The leaves are called fenestrate leaves. This term basically is a corruption of the Latin word for windows. So they are leaves with windows in them – holes you can see through!! The leaves start off as solid leaves, and as they get larger and older the holes develop. I love watching this process happen. The leaves emerge from the plant with great energy when each leaf unfolds. It is quite amazing how fast they grow and unfurl.

I often trim older leaves from the plants and use them in large vases to place in corners and give the impression of potted plants. The leaves last for months indoors as long as the leaf stem is in water.

How To Repot A Swiss Cheese Plant

When I moved these from my garden into pots, I found that the actual main plant has quite a shallow root structure. However, they tend to have these creepy crawly aerial roots that trail along the ground. Hence when I have potted outdoor plants into indoor pots as gifts, I had to first remove all the runner roots by pulling them out of the topsoil – this is very easy. Then you just remove the main root ball which is about a foot deep into the soil. From a pot just tap gently around the edge of the pot and then pull the plant – it should pop out of the pot.

Once the plant is free of the pot or ground, you place it in the new pot (which is larger than the old pot) and fill gently around the plant with your soil mix until it is seated. Wait a few hours and water the potting soil mix in, and then over the next few days, you will have to add a bit more soil as it subsides. I find that the root ball is a bit chaotic, so getting the soil to settle is not entirely easy.

These plants can tolerate a few days of little water, so I normally water the soil in, then allow it to dry for a few days, and resume a weekly watering schedule after 10 days. This minimises risk of root rot.

Swiss Cheese Plant Pot Size

If you mix the best soil for swiss cheese plants as detailed, you should be aware that the bigger the pot, the bigger the plant! These plants will be quite small if you plant them in a small pot, and quite huge in a big pot! So if you have a lot of space you can use a large barrel pot type planter.

A pot such as this will produce a relatively compact Swiss Cheese plant that will fit in a corner and be relatively discreet. A pot such as this will on the other hand produce a truly giant Swiss Cheese plant that will really make a statement. I would suggest starting with a smaller pot and seeing how big you want your plant to be.

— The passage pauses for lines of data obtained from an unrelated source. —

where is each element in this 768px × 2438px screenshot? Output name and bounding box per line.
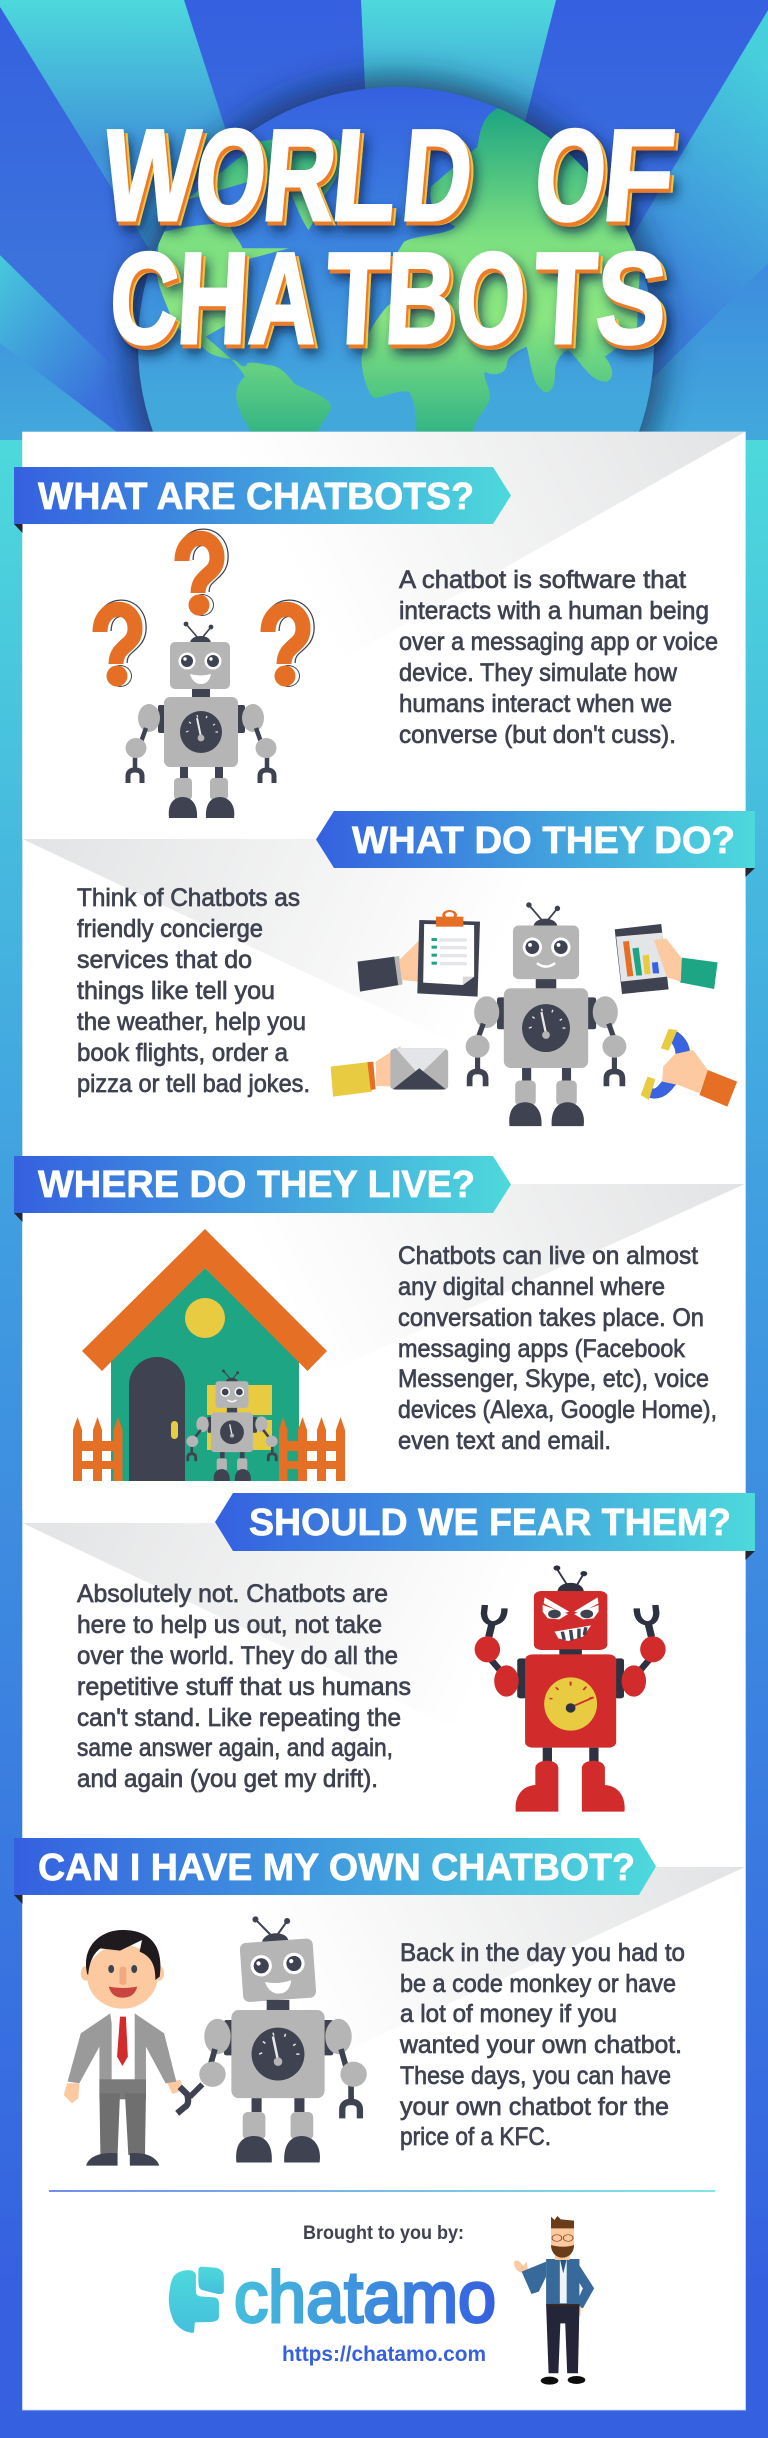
text: can I have my own chatbot: Back in the day you had to bbox=[400, 1939, 685, 1967]
banner: Should we fear them? bbox=[215, 1493, 755, 1560]
footer credit: brought to you by: Brought to you by: bbox=[303, 2223, 464, 2244]
text: what do they do: friendly concierge bbox=[77, 915, 263, 943]
banner: Can I have my own chatbot?: CAN I HAVE MY OWN CHATBOT? bbox=[38, 1847, 635, 1889]
robot: holding man's hand bbox=[177, 1913, 367, 2162]
icon: hand holding tablet chart bbox=[615, 924, 718, 994]
text: what are chatbots: interacts with a human being bbox=[399, 597, 709, 625]
text: can I have my own chatbot: a lot of money if you bbox=[400, 2000, 617, 2028]
text: should we fear them: same answer again, and again, bbox=[77, 1734, 393, 1762]
icon: question mark right bbox=[268, 608, 306, 687]
banner: What are chatbots? bbox=[14, 467, 511, 533]
icon: hand holding envelope bbox=[331, 1046, 448, 1097]
text: where do they live bbox=[398, 1242, 717, 1455]
title: World of Chatbots: T bbox=[323, 225, 392, 371]
title: World of Chatbots: O bbox=[453, 225, 529, 371]
text: what do they do: services that do bbox=[77, 946, 252, 974]
text: what do they do: things like tell you bbox=[77, 977, 275, 1005]
robot: section 2 bbox=[466, 902, 626, 1126]
banner: Where do they live?: WHERE DO THEY LIVE? bbox=[38, 1164, 475, 1206]
title: World of Chatbots: W bbox=[98, 102, 204, 248]
text: where do they live: Messenger, Skype, etc), voice bbox=[398, 1365, 709, 1393]
white content panel bbox=[22, 432, 746, 2410]
decorative triangle 1 bbox=[22, 432, 745, 840]
banner: Where do they live? bbox=[14, 1156, 511, 1222]
text: should we fear them: and again (you get my drift). bbox=[77, 1765, 378, 1793]
logo: chatamo: chatamo bbox=[234, 2258, 496, 2338]
decorative triangle 4 bbox=[22, 1523, 745, 1866]
text: what are chatbots: converse (but don't cuss). bbox=[399, 721, 676, 749]
robot: section 1 bbox=[126, 622, 276, 818]
title: World of Chatbots: R bbox=[258, 102, 342, 248]
text: should we fear them: can't stand. Like repeating the bbox=[77, 1704, 401, 1732]
robot: in the house bbox=[186, 1370, 278, 1481]
globe shadow bbox=[128, 77, 664, 613]
title: World of Chatbots: F bbox=[598, 102, 680, 248]
footer link: chatamo url: https://chatamo.com bbox=[282, 2343, 486, 2366]
text: can I have my own chatbot bbox=[399, 1939, 685, 2151]
text: what do they do: pizza or tell bad jokes. bbox=[77, 1070, 310, 1098]
title: World of Chatbots: D bbox=[397, 102, 478, 248]
text: should we fear them: here to help us out, not take bbox=[77, 1611, 382, 1639]
icon: question mark top bbox=[182, 537, 220, 616]
text: where do they live: Chatbots can live on almost bbox=[398, 1242, 698, 1270]
text: where do they live: messaging apps (Facebook bbox=[398, 1335, 685, 1363]
title: World of Chatbots: H bbox=[174, 225, 252, 371]
icon: hand holding clipboard bbox=[358, 911, 480, 997]
text: what are chatbots: over a messaging app or voice bbox=[399, 628, 718, 656]
title: World of Chatbots bbox=[98, 102, 680, 371]
text: can I have my own chatbot: be a code monkey or have bbox=[400, 1970, 676, 1998]
header sunburst background bbox=[0, 0, 768, 640]
title: World of Chatbots: B bbox=[382, 225, 459, 371]
text: what are chatbots: A chatbot is software that bbox=[399, 566, 686, 594]
title: World of Chatbots: O bbox=[190, 102, 272, 248]
illustration: house with fence bbox=[73, 1229, 345, 1481]
text: can I have my own chatbot: price of a KFC. bbox=[400, 2123, 551, 2151]
title: World of Chatbots: A bbox=[246, 225, 321, 371]
text: what are chatbots bbox=[399, 566, 718, 749]
text: where do they live: devices (Alexa, Google Home), bbox=[398, 1396, 717, 1424]
text: what do they do: book flights, order a bbox=[77, 1039, 288, 1067]
text: should we fear them: Absolutely not. Chatbots are bbox=[77, 1580, 388, 1608]
banner: Should we fear them?: SHOULD WE FEAR THEM? bbox=[249, 1502, 731, 1544]
decorative triangle 2 bbox=[22, 839, 745, 1180]
decorative triangle 5 bbox=[22, 1867, 745, 2200]
text: can I have my own chatbot: wanted your own chatbot. bbox=[399, 2031, 682, 2059]
title: World of Chatbots: O bbox=[530, 102, 612, 248]
icon: hand holding phone bbox=[641, 1029, 737, 1107]
robot: angry red bbox=[475, 1565, 666, 1812]
text: what do they do: the weather, help you bbox=[77, 1008, 306, 1036]
title: World of Chatbots: T bbox=[531, 225, 600, 371]
icon: question mark left bbox=[100, 608, 138, 687]
text: can I have my own chatbot: These days, you can have bbox=[400, 2062, 671, 2090]
text: should we fear them: over the world. They do all the bbox=[77, 1642, 398, 1670]
banner: What do they do? bbox=[316, 811, 755, 877]
text: can I have my own chatbot: your own chatbot for the bbox=[400, 2093, 669, 2121]
globe with continents bbox=[130, 80, 660, 440]
text: where do they live: any digital channel where bbox=[398, 1273, 665, 1301]
title: World of Chatbots: L bbox=[327, 102, 403, 248]
text: what do they do bbox=[77, 884, 310, 1098]
text: what do they do: Think of Chatbots as bbox=[77, 884, 300, 912]
text: where do they live: even text and email. bbox=[398, 1427, 611, 1455]
text: where do they live: conversation takes place. On bbox=[398, 1304, 704, 1332]
decorative triangle 3 bbox=[22, 1184, 745, 1510]
banner: What do they do?: WHAT DO THEY DO? bbox=[352, 820, 735, 862]
title: World of Chatbots: C bbox=[107, 225, 182, 371]
text: should we fear them: repetitive stuff that us humans bbox=[77, 1673, 411, 1701]
banner: Can I have my own chatbot? bbox=[14, 1838, 656, 1904]
title: World of Chatbots: S bbox=[593, 225, 670, 371]
text: should we fear them bbox=[77, 1580, 411, 1793]
text: what are chatbots: humans interact when we bbox=[399, 690, 672, 718]
banner: What are chatbots?: WHAT ARE CHATBOTS? bbox=[38, 476, 474, 518]
illustration: man in suit bbox=[64, 1930, 184, 2166]
text: what are chatbots: device. They simulate how bbox=[399, 659, 678, 687]
illustration: bearded man bbox=[514, 2216, 594, 2385]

They can live in the same pot for decades! I know a series of these that have been at my old university’s Botany Department, that grow down a flight of stairs, and these have been there for 30 years and have never been repotted! They are stunted, but beautiful.

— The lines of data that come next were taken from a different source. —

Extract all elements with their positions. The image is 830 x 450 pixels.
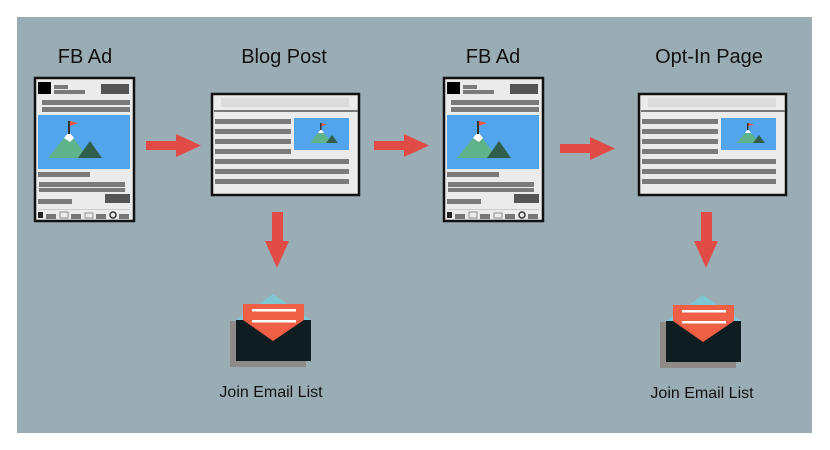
icon: FB ad mockup 2 <box>444 78 543 221</box>
label: Join Email List 1: Join Email List <box>219 384 323 401</box>
arrow down 1 <box>265 212 289 268</box>
label: Join Email List 2: Join Email List <box>650 385 754 402</box>
icon: envelope 1 <box>230 294 311 367</box>
arrow down 2 <box>694 212 718 268</box>
heading: FB Ad 2: FB Ad <box>466 46 520 68</box>
heading: Opt-In Page: Opt-In Page <box>655 46 763 68</box>
arrow 1 <box>146 134 201 157</box>
arrow 2 <box>374 134 429 157</box>
icon: blog post mockup <box>212 94 359 195</box>
icon: FB ad mockup 1 <box>35 78 134 221</box>
heading: Blog Post: Blog Post <box>241 46 327 68</box>
icon: opt-in page mockup <box>639 94 786 195</box>
arrow 3 <box>560 137 615 160</box>
icon: envelope 2 <box>660 295 741 368</box>
heading: FB Ad 1: FB Ad <box>58 46 112 68</box>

Can Swiss Cheese Plants Grow In Water?

We were looking at the best soil for Swiss Cheese plants! Why do you want to grow them in the water!! There are ways to do this – much like growing Lucky Bamboo in water – you can place them in a pot that has no drain, and then every two or so weeks replace the nutrient water in which they are growing.

Once you get tired of this, repot the plant as detailed above!! I find growing plants in water brings smells and mosquitoes into my house, neither of which I need in any more abundance than they already are.

In Conclusion – The Best Soil For Swiss Cheese Plants

I hope this article has helped you understand how to mix and use the best soil for Swiss Cheese plants. This is a lovely plant to grow – it is tough, robust, and just looks amazing. Enjoy the adventure!